By Kevin Sands posted Nov 15, 2013 at 02:43 AM

Before most concerts start, I’m cautiously optimistic about the experience. With Bonobo, before attending his November 15 show at Grand Central, I knew songs off of most of his albums and enjoyed them, but I wasn’t sure how well they could be recreated live.

My expectations were blown clear out of the water with this concert. To say he was excellent is a massive understatement.

“I’ve been doing this 15 years,” said Bonobo, real name Simon Green, when the show started, “and I’ve never made it down to Miami.” The show that followed made up for all the lost time. For his first song, he started off strong by leading with a rousing version of “Cirrus.” Green, the songwriter and leader, mostly played bass.

I was curious before the show as to how well the touring musicians would be able to play the music in a live setting. As it turned out, the level of musicianship in Bonobo’s group is quite stunning. Vocalist Szjerdene (pronounced “Jhur-DEEN”) was powerful and soulful, even on songs from 2010’s Black Sands that were originally sung by Andreya Triana. And on the keys, Johnny Tomlinson’s electric piano tone was the sort of thing audio engineers dream about.

 But the real powerhouses of the evening were Jack Baker on drums and Mike Lesirge playing various woodwinds. Baker’s drums were smooth and confident all night, with absolutely impeccable timing. Lesirge, from his first feature of the night playing tenor saxophone on “Stay the Same,” was jazzy and cool, like a sexier, deeper Paul Desmond.  The two showed off in the middle of the amazing “El Toro,” where they each had an unaccompanied solo. Baker’s drum solo was intricate and impressive. He played so freeform but at the same time so in control that it sounded like he could easily lapse into playing Led Zeppelin’s “Moby Dick” at any second. On tenor saxophone, Lesirge channeled his inner John Coltrane with a two minute solo featuring ample use of a loop pedal. His tone and use of harmony were beautiful, to say the least.

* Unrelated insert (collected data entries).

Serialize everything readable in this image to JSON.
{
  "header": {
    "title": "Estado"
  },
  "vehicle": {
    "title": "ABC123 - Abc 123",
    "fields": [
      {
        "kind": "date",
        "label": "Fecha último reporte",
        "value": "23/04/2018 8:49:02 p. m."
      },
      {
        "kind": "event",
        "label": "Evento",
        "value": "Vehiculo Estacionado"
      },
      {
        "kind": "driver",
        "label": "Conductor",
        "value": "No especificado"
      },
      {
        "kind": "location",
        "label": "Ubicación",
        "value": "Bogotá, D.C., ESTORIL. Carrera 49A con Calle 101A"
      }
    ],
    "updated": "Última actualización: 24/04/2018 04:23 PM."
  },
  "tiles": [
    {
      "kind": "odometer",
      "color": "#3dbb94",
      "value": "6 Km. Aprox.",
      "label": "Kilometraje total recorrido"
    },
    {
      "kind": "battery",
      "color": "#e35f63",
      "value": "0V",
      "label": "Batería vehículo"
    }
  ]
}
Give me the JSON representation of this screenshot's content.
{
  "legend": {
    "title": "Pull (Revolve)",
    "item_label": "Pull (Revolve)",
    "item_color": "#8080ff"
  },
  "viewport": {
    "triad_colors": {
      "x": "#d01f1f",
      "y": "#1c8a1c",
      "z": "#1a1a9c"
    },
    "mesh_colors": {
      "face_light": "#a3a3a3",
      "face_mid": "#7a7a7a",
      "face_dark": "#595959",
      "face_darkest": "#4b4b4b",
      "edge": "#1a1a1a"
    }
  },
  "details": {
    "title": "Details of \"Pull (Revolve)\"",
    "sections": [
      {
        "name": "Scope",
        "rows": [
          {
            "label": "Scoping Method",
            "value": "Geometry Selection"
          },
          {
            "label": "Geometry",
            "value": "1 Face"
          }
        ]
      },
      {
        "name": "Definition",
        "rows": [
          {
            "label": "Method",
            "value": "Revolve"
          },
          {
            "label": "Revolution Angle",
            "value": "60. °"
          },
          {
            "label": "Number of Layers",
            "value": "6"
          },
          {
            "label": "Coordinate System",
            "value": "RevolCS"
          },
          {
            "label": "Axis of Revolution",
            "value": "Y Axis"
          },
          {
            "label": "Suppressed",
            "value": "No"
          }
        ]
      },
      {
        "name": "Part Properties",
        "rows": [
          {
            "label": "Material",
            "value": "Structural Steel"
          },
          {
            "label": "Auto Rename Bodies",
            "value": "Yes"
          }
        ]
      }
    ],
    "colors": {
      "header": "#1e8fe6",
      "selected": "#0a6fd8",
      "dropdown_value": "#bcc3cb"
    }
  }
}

There were no real low moments in the show, which went from good to better to incredible. The band left midway thorough for Bonobo to play “Kiara” alone, which he did deftly. They slowly filtered back as the song went on through multiple cycles of buildup and release, finally culminating in Lesirge playing the song’s main riff on clarinet. Nice, too, was “First Fires,” which featured opening act Chet Faker singing the hook instead of the album’s Grey Reverend*.

“We Could Forever” was also a highlight, especially in how danceable it was live. Remember, Bonobo’s recorded material is strictly downtempo. But in a live setting, the song turns into an excellent dance track, one with tasteful but well-thought out uses of jazz flute. It even had a bass drop, which was totally unexpected but, oddly, completely appropriate at the time.

Two hours passed far too fast, and the after the band’s excellent rendition of “The Keeper” during the encore, it was but time to leave. At the concert’s end, Bonobo said that it was is favorite show of the tour so far (which has been going on since March) and that he’d be sure to be back. After tonight’s show, here’s hoping that he keeps that promise.

 

*It should also be noted that Faker ended his opening set with a surprisingly great cover of “No Diggity.” It ended up sounding almost like a soulful Flying Lotus song.